Regency Capital Management Fund LP: We now manage an investment limited partnership (I refer to it as the “Fund”). The Fund was built to combine focused investing, flexibility (including assets and markets hard to access through standard accounts), and a very long-term time horizon. Adding a new strategy or investment vehicle (like a pooled fund), is not something done lightly or because it makes business sense. Like with Cash Management, the Fund is scratching my own investment itch. I anticipate the fund will comprise a majority of my total investments over time. (The chef not only eats his own cooking, but the menu is also based on his appetite.) This is a good thing and possible when clients and their advisor have similar values, investment goals, and relationship with money. We will never be the financial equivalent of a Japanese restaurant marketing to diners hungry for Szechuan cuisine. 

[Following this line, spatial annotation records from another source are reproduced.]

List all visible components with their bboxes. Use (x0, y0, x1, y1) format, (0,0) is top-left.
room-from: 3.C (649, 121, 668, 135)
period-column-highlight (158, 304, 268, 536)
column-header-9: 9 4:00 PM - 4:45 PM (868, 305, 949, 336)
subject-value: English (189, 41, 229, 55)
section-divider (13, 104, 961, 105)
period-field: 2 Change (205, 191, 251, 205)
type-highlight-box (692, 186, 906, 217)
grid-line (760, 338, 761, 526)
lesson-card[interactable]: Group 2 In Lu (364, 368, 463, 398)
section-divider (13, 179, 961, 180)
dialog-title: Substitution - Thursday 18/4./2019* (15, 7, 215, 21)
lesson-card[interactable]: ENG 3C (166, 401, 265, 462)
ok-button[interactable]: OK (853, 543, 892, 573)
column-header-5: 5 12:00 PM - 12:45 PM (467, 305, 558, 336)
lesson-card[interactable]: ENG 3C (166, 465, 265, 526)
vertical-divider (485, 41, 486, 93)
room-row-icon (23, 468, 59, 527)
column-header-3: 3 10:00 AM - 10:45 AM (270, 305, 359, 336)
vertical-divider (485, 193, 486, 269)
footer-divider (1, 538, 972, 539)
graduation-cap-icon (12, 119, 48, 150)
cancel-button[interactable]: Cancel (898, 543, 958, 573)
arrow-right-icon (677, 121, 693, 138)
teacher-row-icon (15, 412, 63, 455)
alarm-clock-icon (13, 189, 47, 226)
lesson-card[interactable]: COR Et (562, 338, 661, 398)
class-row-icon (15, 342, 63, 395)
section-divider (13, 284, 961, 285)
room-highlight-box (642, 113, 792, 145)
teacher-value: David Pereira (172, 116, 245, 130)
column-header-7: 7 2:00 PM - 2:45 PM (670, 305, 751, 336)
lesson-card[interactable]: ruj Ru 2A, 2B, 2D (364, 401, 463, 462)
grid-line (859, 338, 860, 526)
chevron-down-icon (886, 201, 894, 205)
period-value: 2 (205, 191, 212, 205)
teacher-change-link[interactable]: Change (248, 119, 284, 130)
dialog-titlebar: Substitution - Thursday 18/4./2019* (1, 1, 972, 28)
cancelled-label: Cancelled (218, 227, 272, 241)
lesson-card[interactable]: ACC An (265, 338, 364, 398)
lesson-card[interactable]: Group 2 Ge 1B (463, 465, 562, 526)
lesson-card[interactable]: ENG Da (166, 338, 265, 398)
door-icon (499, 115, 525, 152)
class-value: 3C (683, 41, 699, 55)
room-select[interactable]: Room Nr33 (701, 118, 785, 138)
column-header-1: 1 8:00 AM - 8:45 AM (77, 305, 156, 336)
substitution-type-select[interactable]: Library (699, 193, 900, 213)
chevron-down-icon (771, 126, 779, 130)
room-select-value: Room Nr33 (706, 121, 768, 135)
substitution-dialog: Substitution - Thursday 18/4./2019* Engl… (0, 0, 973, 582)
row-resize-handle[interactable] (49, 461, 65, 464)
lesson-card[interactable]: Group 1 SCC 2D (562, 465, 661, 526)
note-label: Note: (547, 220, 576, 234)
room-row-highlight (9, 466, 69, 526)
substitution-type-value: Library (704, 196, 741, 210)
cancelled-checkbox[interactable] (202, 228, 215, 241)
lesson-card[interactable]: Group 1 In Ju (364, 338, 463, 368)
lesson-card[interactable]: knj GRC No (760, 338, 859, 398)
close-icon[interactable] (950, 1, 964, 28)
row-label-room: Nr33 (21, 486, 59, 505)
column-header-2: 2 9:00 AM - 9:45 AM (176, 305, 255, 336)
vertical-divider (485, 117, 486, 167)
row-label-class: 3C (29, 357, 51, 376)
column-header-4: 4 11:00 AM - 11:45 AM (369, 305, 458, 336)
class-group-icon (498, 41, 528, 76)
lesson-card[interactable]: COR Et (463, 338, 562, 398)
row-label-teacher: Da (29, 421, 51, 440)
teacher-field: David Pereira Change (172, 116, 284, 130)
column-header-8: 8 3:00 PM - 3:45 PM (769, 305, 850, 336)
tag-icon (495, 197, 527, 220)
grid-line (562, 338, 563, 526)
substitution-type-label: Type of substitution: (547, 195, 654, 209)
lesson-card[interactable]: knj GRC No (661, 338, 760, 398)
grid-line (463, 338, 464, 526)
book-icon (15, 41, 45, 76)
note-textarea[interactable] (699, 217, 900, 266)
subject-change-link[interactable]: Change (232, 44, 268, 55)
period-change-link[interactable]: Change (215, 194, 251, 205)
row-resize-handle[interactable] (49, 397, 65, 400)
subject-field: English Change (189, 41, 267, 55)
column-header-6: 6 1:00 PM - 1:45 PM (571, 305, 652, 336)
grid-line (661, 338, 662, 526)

Unlike Cash Management, however, the Fund is far from a “no-brainer” nor something everyone should consider. It’s only suitable for certain “accredited” investors, and so I must refrain from sharing too much or appearing to be soliciting. I mention the Fund because clients are important stakeholders who should be apprised of the goings on at their firm, including new strategies. I am happy to discuss fully with anyone directly and provide materials. Information and disclosures regarding the Fund can also be found in our updated Form ADV 2A filed with the SEC at https://adviserinfo.sec.gov or by requesting a copy from us. 

Thank you is not enough to express how grateful I am to you and what you have allowed us to do every single day. I will always feel like we need to earn it, and I hope the output reflects that. 

Neil Rose, CFA

The content provided in this document is for informational purposes and does not constitute a solicitation, recommendation, endorsement, or offer to purchase or sell securities. Nothing should be considered personal financial, investment, legal, tax, or any other advice. Content is information general in nature and is not an attempt to address particular financial circumstance of any client or prospect. Clients receive advice directly and are encouraged to contact their Adviser for counsel and to answer any questions. Any information or commentary represents the views of the Adviser at the time of each report and is subject to change without notice. There is no assurance that any securities discussed herein will remain in an account at the time you receive this report or that securities sold have not been repurchased. Any securities discussed may or may not be included in all client accounts due to individual needs or circumstances, account size, or other factors.

It should not be assumed that any of the securities transactions or holdings discussed was or will prove to be profitable, or that the investment recommendations or decisions we make in the future will be profitable or will equal the investment performance of the securities discussed herein.